Monday, May 12, 2008

California Speculator Loses 9 Houses

Will sent this one in:

"You may have already caught this one...

I thought I'd send it along in case it slipped by. I don't think too many people will be losing sleep over this guys loss."

From the article:

"LOS ANGELES (Reuters) - A California man who has defaulted on nine homes and expects banks to foreclose on all of them, forcing him into bankruptcy, says he now considers it a mistake to have invested in the real estate market.

Shawn Forgaard, a 37-year-old software company project manager, bought one home for his family to live in and nine more as investments. He stands to lose all the investment houses in the mortgage meltdown but says he has come away wiser from the experience.
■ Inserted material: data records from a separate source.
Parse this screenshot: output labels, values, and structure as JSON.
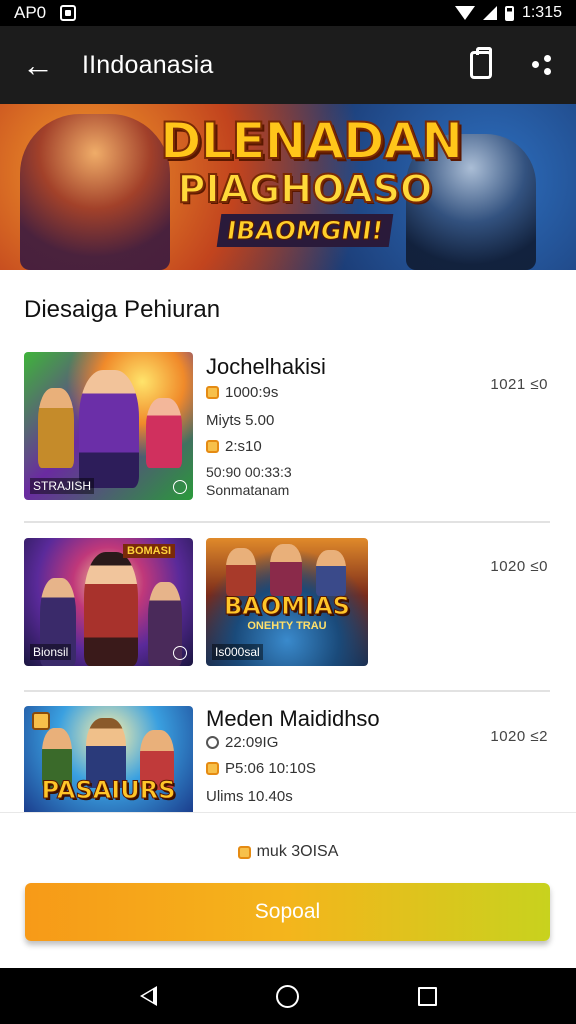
{
  "status_bar": {
    "carrier": "AP0",
    "time": "1:315"
  },
  "app_bar": {
    "title": "IIndoanasia",
    "icons": [
      "back-arrow-icon",
      "clipboard-icon",
      "share-icon"
    ]
  },
  "banner": {
    "line1": "DLENADAN",
    "line2": "PIAGHOASO",
    "line3": "IBAOMGNI!"
  },
  "section": {
    "title": "Diesaiga Pehiuran"
  },
  "rows": [
    {
      "title": "Jochelhakisi",
      "thumb_label": "STRAJISH",
      "lines": [
        "1000:9s",
        "Miyts 5.00",
        "2:s10",
        "50:90 00:33:3",
        "Sonmatanam"
      ],
      "meta": "1021 ≤0"
    },
    {
      "title": "",
      "thumb_label": "Bionsil",
      "thumb_tag": "BOMASI",
      "thumb2_label": "Is000sal",
      "thumb2_title": "BAOMIAS",
      "thumb2_sub": "ONEHTY TRAU",
      "meta": "1020 ≤0"
    },
    {
      "title": "Meden Maididhso",
      "thumb_title": "PASAIURS",
      "lines": [
        "22:09IG",
        "P5:06 10:10S",
        "Ulims 10.40s"
      ],
      "meta": "1020 ≤2"
    }
  ],
  "footer": {
    "note": "muk 3OISA",
    "cta": "Sopoal"
  },
  "colors": {
    "accent": "#f79a18",
    "cta_end": "#c8d21e",
    "app_bar": "#1c1c1c"
  }
}
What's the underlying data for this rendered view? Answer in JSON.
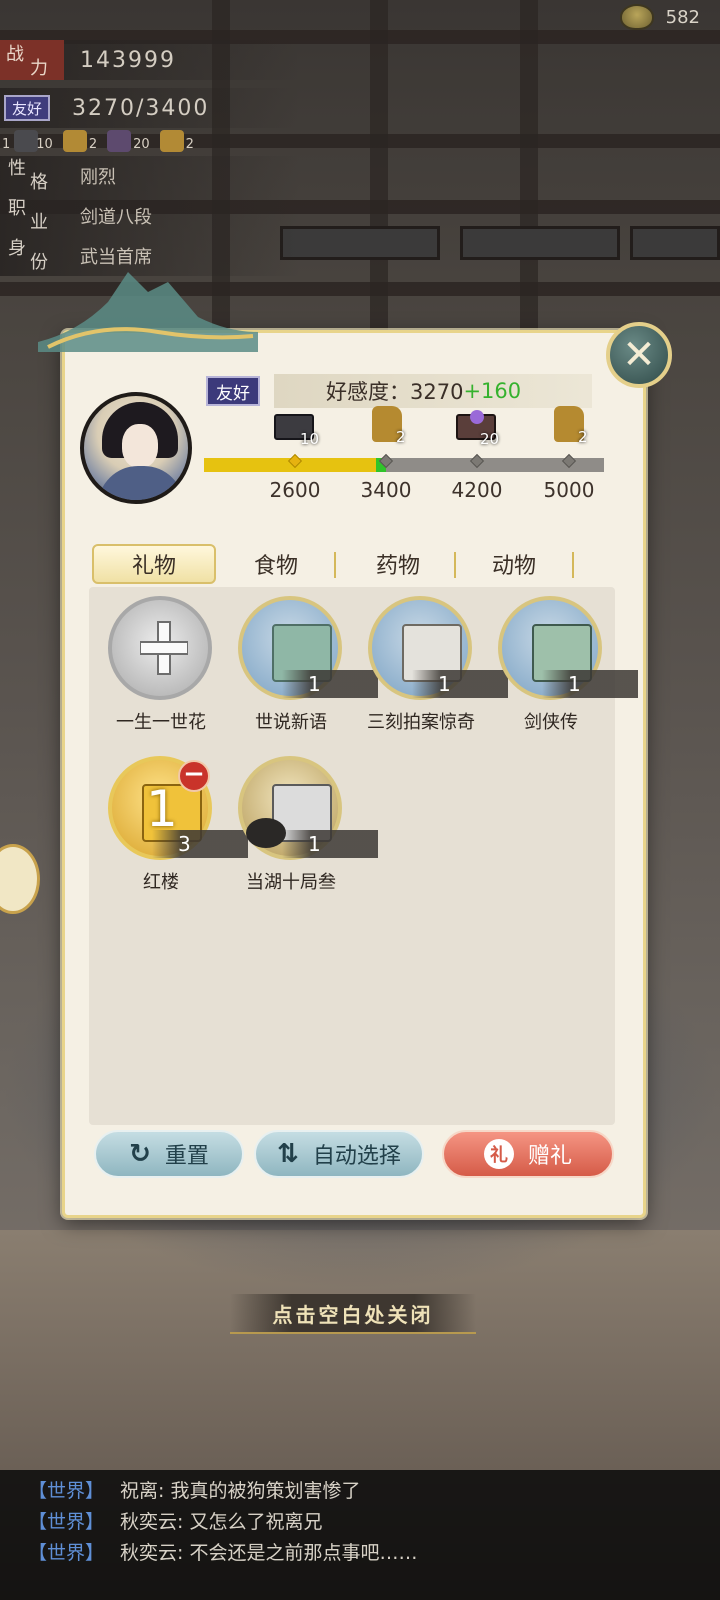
{
  "currency": {
    "icon": "teacup-icon",
    "value": "582"
  },
  "stats": {
    "power_label_1": "战",
    "power_label_2": "力",
    "power_value": "143999",
    "friend_badge": "友好",
    "favor_value": "3270/3400",
    "reward_items": [
      {
        "count_left": "1",
        "count": "10"
      },
      {
        "count": "2"
      },
      {
        "count": "20"
      },
      {
        "count": "2"
      }
    ],
    "personality_label": [
      "性",
      "格"
    ],
    "personality_value": "刚烈",
    "job_label": [
      "职",
      "业"
    ],
    "job_value": "剑道八段",
    "identity_label": [
      "身",
      "份"
    ],
    "identity_value": "武当首席"
  },
  "dialog": {
    "friend_badge": "友好",
    "affection_label": "好感度：3270",
    "affection_gain": "+160",
    "milestones": [
      {
        "value": "2600",
        "reward_count": "10",
        "reward_icon": "chest-icon"
      },
      {
        "value": "3400",
        "reward_count": "2",
        "reward_icon": "gold-ore-icon"
      },
      {
        "value": "4200",
        "reward_count": "20",
        "reward_icon": "purple-chest-icon"
      },
      {
        "value": "5000",
        "reward_count": "2",
        "reward_icon": "gold-ore-icon"
      }
    ],
    "progress_fraction": 0.43,
    "tabs": [
      "礼物",
      "食物",
      "药物",
      "动物"
    ],
    "items": [
      {
        "name": "一生一世花",
        "count": "",
        "icon": "plus-icon"
      },
      {
        "name": "世说新语",
        "count": "1",
        "icon": "book-icon"
      },
      {
        "name": "三刻拍案惊奇",
        "count": "1",
        "icon": "book-icon"
      },
      {
        "name": "剑侠传",
        "count": "1",
        "icon": "book-icon"
      },
      {
        "name": "红楼",
        "count": "3",
        "selected": "1",
        "icon": "gold-book-icon"
      },
      {
        "name": "当湖十局叁",
        "count": "1",
        "icon": "go-cards-icon"
      }
    ],
    "buttons": {
      "reset": "重置",
      "auto_select": "自动选择",
      "gift": "赠礼"
    }
  },
  "hint": "点击空白处关闭",
  "chat": [
    {
      "channel": "【世界】",
      "name": "祝离",
      "message": ": 我真的被狗策划害惨了"
    },
    {
      "channel": "【世界】",
      "name": "秋奕云",
      "message": ": 又怎么了祝离兄"
    },
    {
      "channel": "【世界】",
      "name": "秋奕云",
      "message": ": 不会还是之前那点事吧……"
    }
  ]
}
Forgaard bought a house in Santa Cruz, about 60 miles (100 km) south of San Francisco, in 2000. Four years later, using $800,000 in stock options, he began snapping up investment properties, putting 10 percent to 40 percent down on negative amortization loans -- in which payments do not cover the interest so that a borrower's balance grows over time."

I gotta give this guy credit, he actually takes responsibility for his mistake. He knew he was speculating and got burned.

"I knew I was sitting on time bombs," Forgaard said. "I knew the market was going to go soft and I knew that property values would decline. But I figured that I had enough equity to survive the storm and sell or take the loss and refinance.

"I didn't anticipate a downturn of epic proportions such that home values are 40 percent less than they were," he said.

"Where I went wrong is I invested heavily in an area that wasn't my passion and I had a really demanding full-time job so I couldn't pay attention to nuances, the little indicators telling you the housing market was going soft," he said. "I was in over my head."


MiTurn said...

Really, pdxoutsider, who cares? This guy is a poster child for the greedy and moronic. Pathetic, if anything.

WillJongIll said...

As the guy who sent this in -- true, is an example of greed. But more importantly, it an example of the crazy variety of greed that helped create the situation that the real estate market is in... and the 10-40% drops that certain markets in California are dealing with.

Portland likely didn't have that level of speculation but speculation was / is happening -- so let's see what happens next.